Grandes aportes aos candidatos amoldáveis aos interesses da elite tornaram as campanhas muito dispendiosas.
Surgiu verdadeira indústria de serviços a candidaturas: pesquisas de opinião diárias, marketing televisivo, relações públicas etc. As campanhas produzidas por essa indústria são todas semelhantes e vendem seus candidatos por supostas qualidades pessoais e não políticas. Por efeito das mesmas, o eleitorado foi sendo despolitizado e condicionado ao virtuosismo do marketing.
O acesso a fundos milionários passou a ser condição essencial para qualquer candidato ter chances de vitória.
Nos países industrializados, muitos partidos de esquerda entraram na caça às contribuições e traíram suas plataformas, uma vez no governo.

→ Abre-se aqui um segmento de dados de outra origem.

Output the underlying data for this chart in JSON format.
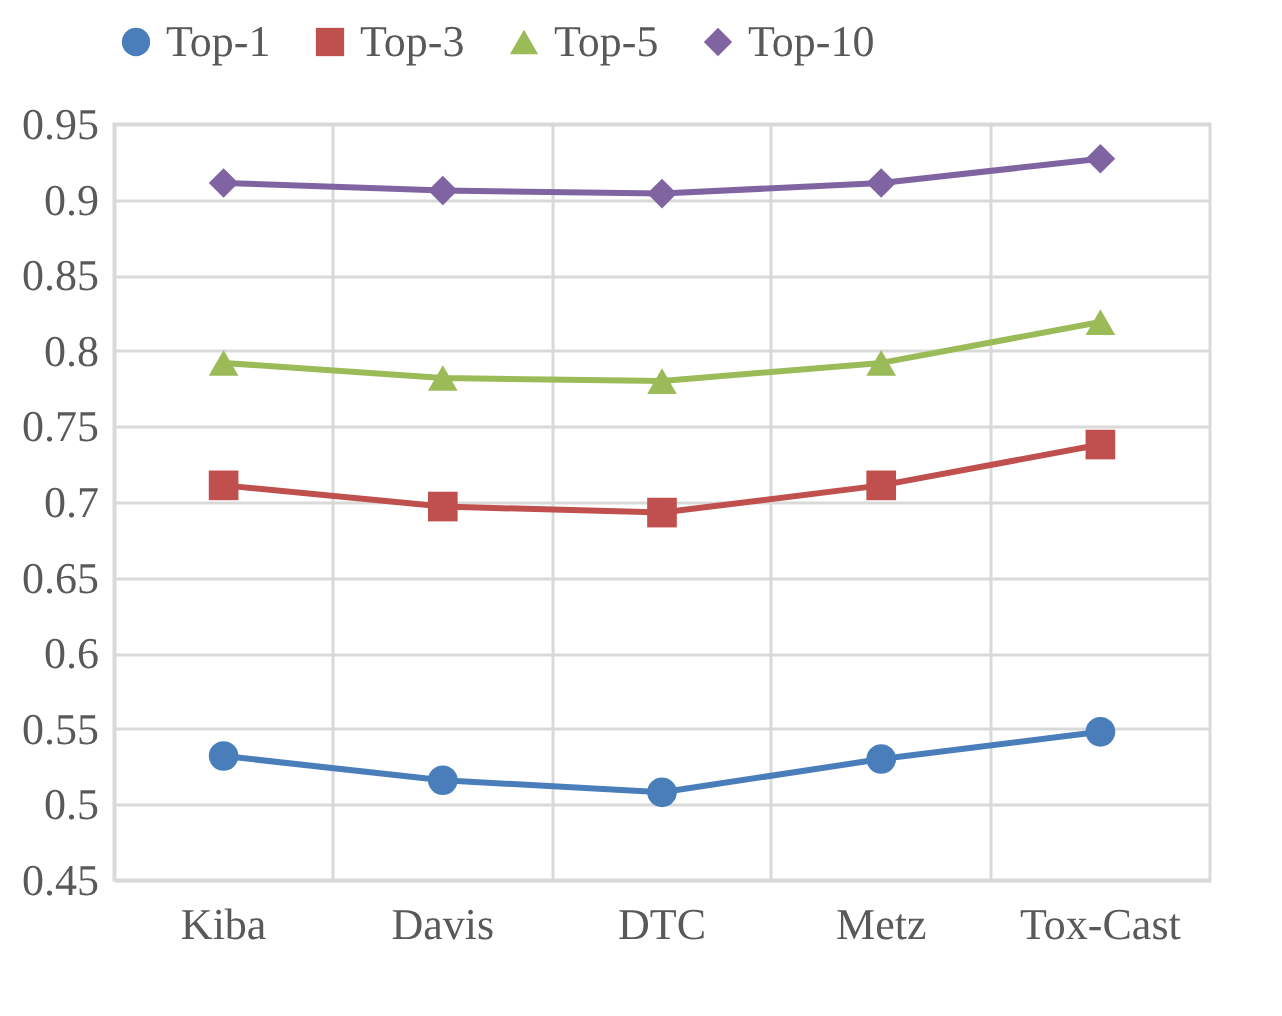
{
  "chart_data": {
    "type": "line",
    "categories": [
      "Kiba",
      "Davis",
      "DTC",
      "Metz",
      "Tox-Cast"
    ],
    "series": [
      {
        "name": "Top-1",
        "color": "#4a7ebb",
        "marker": "circle",
        "values": [
          0.532,
          0.516,
          0.508,
          0.53,
          0.548
        ]
      },
      {
        "name": "Top-3",
        "color": "#c0504d",
        "marker": "square",
        "values": [
          0.711,
          0.697,
          0.693,
          0.711,
          0.738
        ]
      },
      {
        "name": "Top-5",
        "color": "#9bbb59",
        "marker": "triangle",
        "values": [
          0.792,
          0.782,
          0.78,
          0.792,
          0.819
        ]
      },
      {
        "name": "Top-10",
        "color": "#8064a2",
        "marker": "diamond",
        "values": [
          0.911,
          0.906,
          0.904,
          0.911,
          0.927
        ]
      }
    ],
    "ylim": [
      0.45,
      0.95
    ],
    "yticks": [
      0.45,
      0.5,
      0.55,
      0.6,
      0.65,
      0.7,
      0.75,
      0.8,
      0.85,
      0.9,
      0.95
    ],
    "grid": true,
    "legend": "top",
    "line_style": "solid"
  }
}
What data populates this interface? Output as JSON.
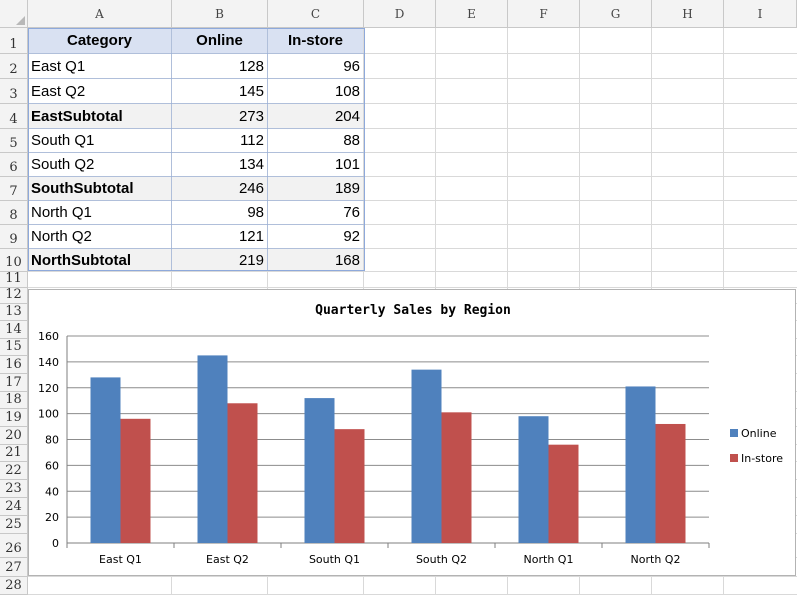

Nenhum outro destino espera o PT, a não ser que consiga criar uma estratégia eleitoral e política que politize suas campanhas, com idéias e propostas, em vez de procurar seduzir o eleitor com imagens. O que certamente exigirá um empenho sistemático de toda a militância para repolitizar, mesmo fora das épocas eleitorais, os setores desfavorecidos do eleitorado.
Esse é o desafio com que se defronta o PT. E os demais partidos? Nenhum outro partido atingido por esse e outros escândalos, pelo que se sabe, depôs sua direção ou excluiu alguém de suas fileiras. A mídia centra todas suas críticas e cobranças no PT. Ao que parece, é só deste partido que se espera autocrítica e mudança de rumo. A palavra agora está com os petistas, que têm a sorte de ter um partido em que a decisão final é tomada pelo voto das bases.
Paul Singer, 74, professor titular da Faculdade de Economia e Administração da USP e pesquisador do Cebrap, é secretário nacional de Economia Solidária do Ministério do Trabalho e Emprego. Foi secretário municipal do Planejamento de São Paulo (gestão Luiza Erundina).